Jika hakim mengatakan seorang wanita yang memiliki tubuhnya sendiri bukan masalah kebebasan pribadi, bagaimana mereka bisa mengatakan bahwa memiliki senjata? Seberapa dalam kebencian terhadap wanita dalam aliran darah nasional?

Pengadilan mungkin mempertimbangkan kompromi dan mengizinkan negara bagian untuk melarang aborsi lebih awal, katakanlah pada 15 minggu. Tapi tampaknya tidak masuk akal untuk memetik nomor.

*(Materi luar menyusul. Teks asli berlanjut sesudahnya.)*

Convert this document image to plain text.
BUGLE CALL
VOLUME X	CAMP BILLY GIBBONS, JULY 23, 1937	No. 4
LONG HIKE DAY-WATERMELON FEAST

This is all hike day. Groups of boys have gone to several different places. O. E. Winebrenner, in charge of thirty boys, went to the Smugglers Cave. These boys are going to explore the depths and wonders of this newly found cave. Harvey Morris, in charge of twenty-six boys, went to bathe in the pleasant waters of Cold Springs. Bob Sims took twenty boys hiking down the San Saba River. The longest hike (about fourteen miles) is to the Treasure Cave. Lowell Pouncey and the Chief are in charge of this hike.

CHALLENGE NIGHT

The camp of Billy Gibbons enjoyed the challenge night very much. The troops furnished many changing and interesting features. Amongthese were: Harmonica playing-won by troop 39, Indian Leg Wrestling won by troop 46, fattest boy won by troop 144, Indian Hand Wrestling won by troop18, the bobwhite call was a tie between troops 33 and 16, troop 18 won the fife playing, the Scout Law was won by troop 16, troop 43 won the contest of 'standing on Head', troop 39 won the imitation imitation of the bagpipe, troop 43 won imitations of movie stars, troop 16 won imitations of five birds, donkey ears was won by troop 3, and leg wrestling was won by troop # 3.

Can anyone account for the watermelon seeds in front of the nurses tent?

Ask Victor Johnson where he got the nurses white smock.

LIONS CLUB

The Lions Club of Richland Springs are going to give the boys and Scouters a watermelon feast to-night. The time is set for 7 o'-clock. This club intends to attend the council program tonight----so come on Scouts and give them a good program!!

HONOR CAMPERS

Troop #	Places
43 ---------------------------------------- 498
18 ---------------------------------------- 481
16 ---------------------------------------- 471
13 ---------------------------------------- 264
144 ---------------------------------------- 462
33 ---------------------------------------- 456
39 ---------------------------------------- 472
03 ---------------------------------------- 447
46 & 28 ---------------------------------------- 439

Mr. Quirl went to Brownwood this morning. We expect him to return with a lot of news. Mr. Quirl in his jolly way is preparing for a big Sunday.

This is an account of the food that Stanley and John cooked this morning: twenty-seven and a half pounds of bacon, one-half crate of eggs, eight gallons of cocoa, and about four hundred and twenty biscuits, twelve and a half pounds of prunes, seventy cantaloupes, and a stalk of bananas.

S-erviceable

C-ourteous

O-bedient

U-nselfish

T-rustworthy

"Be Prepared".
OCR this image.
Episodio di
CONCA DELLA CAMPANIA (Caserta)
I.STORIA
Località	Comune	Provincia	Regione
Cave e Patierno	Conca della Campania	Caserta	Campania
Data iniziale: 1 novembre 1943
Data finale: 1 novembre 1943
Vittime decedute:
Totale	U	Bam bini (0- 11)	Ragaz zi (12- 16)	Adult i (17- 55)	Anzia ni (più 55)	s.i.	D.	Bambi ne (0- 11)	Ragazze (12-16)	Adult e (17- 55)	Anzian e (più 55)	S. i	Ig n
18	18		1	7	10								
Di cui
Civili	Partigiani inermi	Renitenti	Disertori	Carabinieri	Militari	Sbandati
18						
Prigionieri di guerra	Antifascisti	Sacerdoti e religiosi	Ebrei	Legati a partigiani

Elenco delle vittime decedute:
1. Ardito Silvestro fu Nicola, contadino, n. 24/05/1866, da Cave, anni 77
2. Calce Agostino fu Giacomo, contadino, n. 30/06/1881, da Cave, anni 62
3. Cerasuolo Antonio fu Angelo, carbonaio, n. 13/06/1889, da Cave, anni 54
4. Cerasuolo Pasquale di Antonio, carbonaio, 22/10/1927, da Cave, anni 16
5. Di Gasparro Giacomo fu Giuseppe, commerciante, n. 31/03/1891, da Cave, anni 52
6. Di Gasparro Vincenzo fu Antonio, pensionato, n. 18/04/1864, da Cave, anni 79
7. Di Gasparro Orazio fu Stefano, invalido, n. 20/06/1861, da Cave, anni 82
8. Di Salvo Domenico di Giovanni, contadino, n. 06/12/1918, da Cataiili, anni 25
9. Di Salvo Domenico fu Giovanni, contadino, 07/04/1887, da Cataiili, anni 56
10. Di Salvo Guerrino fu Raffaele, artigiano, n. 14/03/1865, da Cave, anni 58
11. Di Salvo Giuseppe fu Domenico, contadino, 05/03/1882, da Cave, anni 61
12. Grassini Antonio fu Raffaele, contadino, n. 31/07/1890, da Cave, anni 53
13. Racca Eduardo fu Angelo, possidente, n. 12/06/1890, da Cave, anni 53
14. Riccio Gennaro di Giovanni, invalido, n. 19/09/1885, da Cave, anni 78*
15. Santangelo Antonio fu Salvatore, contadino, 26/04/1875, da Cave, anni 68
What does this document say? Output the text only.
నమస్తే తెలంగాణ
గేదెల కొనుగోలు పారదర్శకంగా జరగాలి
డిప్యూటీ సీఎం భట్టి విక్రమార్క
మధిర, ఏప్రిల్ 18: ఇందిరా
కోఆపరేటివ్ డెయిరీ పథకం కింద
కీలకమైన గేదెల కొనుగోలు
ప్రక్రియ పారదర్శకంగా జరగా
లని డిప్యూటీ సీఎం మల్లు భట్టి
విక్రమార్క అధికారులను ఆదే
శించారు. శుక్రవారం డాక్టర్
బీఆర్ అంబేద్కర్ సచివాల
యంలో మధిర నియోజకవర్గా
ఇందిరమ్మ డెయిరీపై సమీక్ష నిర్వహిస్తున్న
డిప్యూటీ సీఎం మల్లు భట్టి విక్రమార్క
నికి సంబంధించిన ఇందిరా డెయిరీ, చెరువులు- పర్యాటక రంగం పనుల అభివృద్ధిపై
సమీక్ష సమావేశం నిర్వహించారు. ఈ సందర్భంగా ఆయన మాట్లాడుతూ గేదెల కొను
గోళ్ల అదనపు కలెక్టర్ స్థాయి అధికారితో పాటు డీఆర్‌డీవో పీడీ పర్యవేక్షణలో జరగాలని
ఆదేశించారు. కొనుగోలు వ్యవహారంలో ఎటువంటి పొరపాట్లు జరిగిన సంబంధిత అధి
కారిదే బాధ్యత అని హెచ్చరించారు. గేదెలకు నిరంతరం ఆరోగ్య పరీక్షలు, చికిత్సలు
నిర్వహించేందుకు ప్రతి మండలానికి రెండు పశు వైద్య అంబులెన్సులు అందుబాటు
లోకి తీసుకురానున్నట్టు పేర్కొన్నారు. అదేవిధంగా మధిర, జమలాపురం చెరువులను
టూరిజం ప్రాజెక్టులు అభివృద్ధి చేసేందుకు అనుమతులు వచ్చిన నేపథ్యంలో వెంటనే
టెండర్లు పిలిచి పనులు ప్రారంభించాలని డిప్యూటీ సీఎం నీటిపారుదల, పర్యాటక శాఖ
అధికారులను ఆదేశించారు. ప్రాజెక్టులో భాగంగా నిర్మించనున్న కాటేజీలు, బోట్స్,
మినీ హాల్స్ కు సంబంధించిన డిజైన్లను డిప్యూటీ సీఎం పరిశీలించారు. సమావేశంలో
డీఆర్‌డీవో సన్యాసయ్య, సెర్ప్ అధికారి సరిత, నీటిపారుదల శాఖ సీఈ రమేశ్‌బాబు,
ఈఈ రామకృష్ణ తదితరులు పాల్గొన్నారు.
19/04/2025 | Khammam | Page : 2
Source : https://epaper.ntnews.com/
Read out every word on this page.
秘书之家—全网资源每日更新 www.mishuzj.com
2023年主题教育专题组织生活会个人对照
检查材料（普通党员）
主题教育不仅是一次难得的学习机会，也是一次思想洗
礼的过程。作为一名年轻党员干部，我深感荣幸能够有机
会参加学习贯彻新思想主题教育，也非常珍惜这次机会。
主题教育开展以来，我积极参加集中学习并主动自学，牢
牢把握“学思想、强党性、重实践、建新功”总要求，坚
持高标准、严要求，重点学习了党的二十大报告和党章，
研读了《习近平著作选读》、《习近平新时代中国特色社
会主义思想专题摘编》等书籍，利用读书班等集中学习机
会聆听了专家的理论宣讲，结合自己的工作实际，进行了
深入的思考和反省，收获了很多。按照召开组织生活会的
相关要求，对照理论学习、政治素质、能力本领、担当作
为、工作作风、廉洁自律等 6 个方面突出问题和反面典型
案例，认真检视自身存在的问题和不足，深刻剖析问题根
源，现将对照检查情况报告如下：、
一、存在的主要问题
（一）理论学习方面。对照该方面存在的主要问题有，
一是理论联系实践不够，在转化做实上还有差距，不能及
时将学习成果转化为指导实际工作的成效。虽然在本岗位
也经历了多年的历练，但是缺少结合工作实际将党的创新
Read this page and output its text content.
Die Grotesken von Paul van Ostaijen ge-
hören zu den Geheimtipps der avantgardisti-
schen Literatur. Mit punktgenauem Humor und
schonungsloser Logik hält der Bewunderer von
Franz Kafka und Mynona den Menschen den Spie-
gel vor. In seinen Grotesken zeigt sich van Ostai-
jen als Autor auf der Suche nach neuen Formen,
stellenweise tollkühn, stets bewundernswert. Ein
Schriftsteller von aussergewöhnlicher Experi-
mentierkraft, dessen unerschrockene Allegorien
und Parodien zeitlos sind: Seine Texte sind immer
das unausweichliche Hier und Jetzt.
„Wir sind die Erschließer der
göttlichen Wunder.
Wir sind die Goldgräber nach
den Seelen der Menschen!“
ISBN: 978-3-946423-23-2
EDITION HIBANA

Kelangsungan hidup adalah buluh hukum tipis. Itu tidak pernah menjadi argumen hukum yang logis, hanya sebuah beban hukuman yang tidak semestinya bagi perempuan. Paling baik ditembak di perut dan ditangkap karena membunuh janinmu, seperti yang terjadi di satu negara bagian selatan.

Di tengah kemarahan dan kekejaman yang ditujukan pada wanita hamil dan anak perempuan, satu fakta hilang. Kebanyakan orang Amerika mendukung hak aborsi. Mereka menganggapnya masuk akal dan rasional. Mereka sudah terbiasa dengan dunia itu.

Jika putusan pengadilan muncul musim panas mendatang menghapus hak aborsi tepat pada waktunya untuk jangka menengah, Demokrat akan mendapatkan keuntungan. Atau tidak.

Akan ada kemarahan dan kemenangan dan kekerasan, tubuh perempuan sekali lagi berfungsi sebagai gelas politik.

BERGABUNG DALAM PERCAKAPAN

Percakapan adalah pendapat pembaca kami dan tunduk pada Kode etik. The Star tidak mendukung pendapat ini.